Montreal Gazette – April 9, 2015

Gazette - Opinion: New welfare rules unfair to immigrants in particular

Nobody wants to be on welfare. We are fed up of hearing that welfare recipients are a bunch of lazy bums who take it easy and travel. Those living on welfare are a heterogeneous group of people whose various life circumstances have forced them to ask for assistance. People may have lost their job due to sickness or accident, or been unable to find a job due to a variety of complex reasons. The government has an obligation to assist people in these circumstances as a means of ensuring that basic human rights are respected within its territory. Welfare was created to act as a social safety net in 1969, and would have continued to play that role had it been indexed adequately. Instead, a single person living on welfare is trapped on a budget of $616 per month, which is, needless to say, not enough cover rent, food, and other basic necessities.

Francois Blais

Quebec Education Minister Francois Blais speaks during question period Thursday, March 19, 2015 at the legislature in Quebec City. (THE CANADIAN PRESS/Jacques Boissinot)

Welfare is hard enough on people trying to survive on it. They face a gargantuan struggle to feed themselves, keep their apartment, and pay their bills. But the Ministry is threatening to put even more pressure on them with new rules, one of them being to limit the amount of time they can spend outside of the province. This decision seems to be based on the presumption that welfare recipients can afford to travel.

The reality is that there are immigrants who have not been able to go back to their countries of birth to visit family members in years; some have been invited by a family member to attend a relative’s wedding; some would have to travel back and forth between Montreal and out-of-province cities to be at a parent’s bedside while he or she was sick or dying.

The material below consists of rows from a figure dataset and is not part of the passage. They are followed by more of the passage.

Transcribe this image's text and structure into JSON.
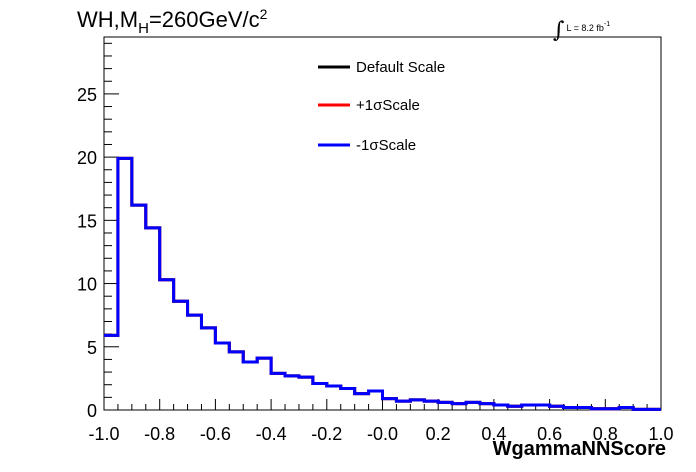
{
  "header": {
    "title_main": "WH,M",
    "title_sub": "H",
    "title_rest": "=260GeV/c",
    "title_sup": "2",
    "lumi_integral": "∫",
    "lumi_text": "L = 8.2 fb",
    "lumi_sup": "-1"
  },
  "chart_data": {
    "type": "line",
    "title": "WH,MH=260GeV/c 2",
    "xlabel": "WgammaNNScore",
    "ylabel": "",
    "xlim": [
      -1.0,
      1.0
    ],
    "ylim": [
      0,
      29.5
    ],
    "grid": false,
    "legend_position": "top-center",
    "x_ticks": [
      "-1.0",
      "-0.8",
      "-0.6",
      "-0.4",
      "-0.2",
      "-0.0",
      "0.2",
      "0.4",
      "0.6",
      "0.8",
      "1.0"
    ],
    "y_ticks": [
      "0",
      "5",
      "10",
      "15",
      "20",
      "25"
    ],
    "bin_edges": [
      -1.0,
      -0.95,
      -0.9,
      -0.85,
      -0.8,
      -0.75,
      -0.7,
      -0.65,
      -0.6,
      -0.55,
      -0.5,
      -0.45,
      -0.4,
      -0.35,
      -0.3,
      -0.25,
      -0.2,
      -0.15,
      -0.1,
      -0.05,
      0.0,
      0.05,
      0.1,
      0.15,
      0.2,
      0.25,
      0.3,
      0.35,
      0.4,
      0.45,
      0.5,
      0.55,
      0.6,
      0.65,
      0.7,
      0.75,
      0.8,
      0.85,
      0.9,
      0.95,
      1.0
    ],
    "series": [
      {
        "name": "Default Scale",
        "color": "#000000",
        "values": [
          5.9,
          19.9,
          16.2,
          14.4,
          10.3,
          8.6,
          7.5,
          6.5,
          5.3,
          4.6,
          3.8,
          4.1,
          2.9,
          2.7,
          2.6,
          2.1,
          1.9,
          1.7,
          1.3,
          1.5,
          0.9,
          0.7,
          0.8,
          0.7,
          0.6,
          0.5,
          0.6,
          0.5,
          0.4,
          0.3,
          0.4,
          0.4,
          0.3,
          0.2,
          0.2,
          0.1,
          0.1,
          0.2,
          0.05,
          0.05
        ]
      },
      {
        "name": "+1σScale",
        "color": "#ff0000",
        "values": [
          5.9,
          19.9,
          16.2,
          14.4,
          10.3,
          8.6,
          7.5,
          6.5,
          5.3,
          4.6,
          3.8,
          4.1,
          2.9,
          2.7,
          2.6,
          2.1,
          1.9,
          1.7,
          1.3,
          1.5,
          0.9,
          0.7,
          0.8,
          0.7,
          0.6,
          0.5,
          0.6,
          0.5,
          0.4,
          0.3,
          0.4,
          0.4,
          0.3,
          0.2,
          0.2,
          0.1,
          0.1,
          0.2,
          0.05,
          0.05
        ]
      },
      {
        "name": "-1σScale",
        "color": "#0000ff",
        "values": [
          5.9,
          19.9,
          16.2,
          14.4,
          10.3,
          8.6,
          7.5,
          6.5,
          5.3,
          4.6,
          3.8,
          4.1,
          2.9,
          2.7,
          2.6,
          2.1,
          1.9,
          1.7,
          1.3,
          1.5,
          0.9,
          0.7,
          0.8,
          0.7,
          0.6,
          0.5,
          0.6,
          0.5,
          0.4,
          0.3,
          0.4,
          0.4,
          0.3,
          0.2,
          0.2,
          0.1,
          0.1,
          0.2,
          0.05,
          0.05
        ]
      }
    ]
  }
}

People on welfare are already subject to scrutiny by the welfare system. They have to fill out a declaration each month regarding their activities and may be ordered to furnish bank statements going back years along with affidavits from friends, employers, and religious communities explaining how they have been able to survive on such a meagre cheque. By limiting the amount of time people can leave the province to 15 days, the government is further tightening the screws on the people with the least money in our society.

 We also believe that these changes are going to affect immigrants more than any other people on welfare, penalizing those who have to cross a border to visit a sick parent, or attend a wedding or funeral. It might take years for someone’s family to raise enough money to offer them a plane ticket so they can visit, and through sheer mean-spiritedness the welfare system would cut this rare visit short.

The previous minister responsible for employment and social solidarity, François Blais, stated that the purpose of the reform was not to save money. It is projected that Quebec would save about $1.8 million dollars by cutting people off welfare when they leave the province for more than 15 days, out of a global budget of $4 billion. That’s a drop in the ocean!

Though this change would only have a tiny effect on the government’s budget, it would have a big effect on the concerned individuals. Even more shocking, these kinds of reforms, based on prejudices and misconceptions about the welfare system, affect all welfare recipients because it spreads the idea that they have it so easy. The new minister, Sam Hamad, should back down on these reforms and instead deal with the real incoherencies in the welfare system.

Myrtle Anderson, Mohamed Benkiran, Candy Barnes, Leroy Wedderburn and Susan Fitch are members of Project Genesis’s Anti-Poverty Committee.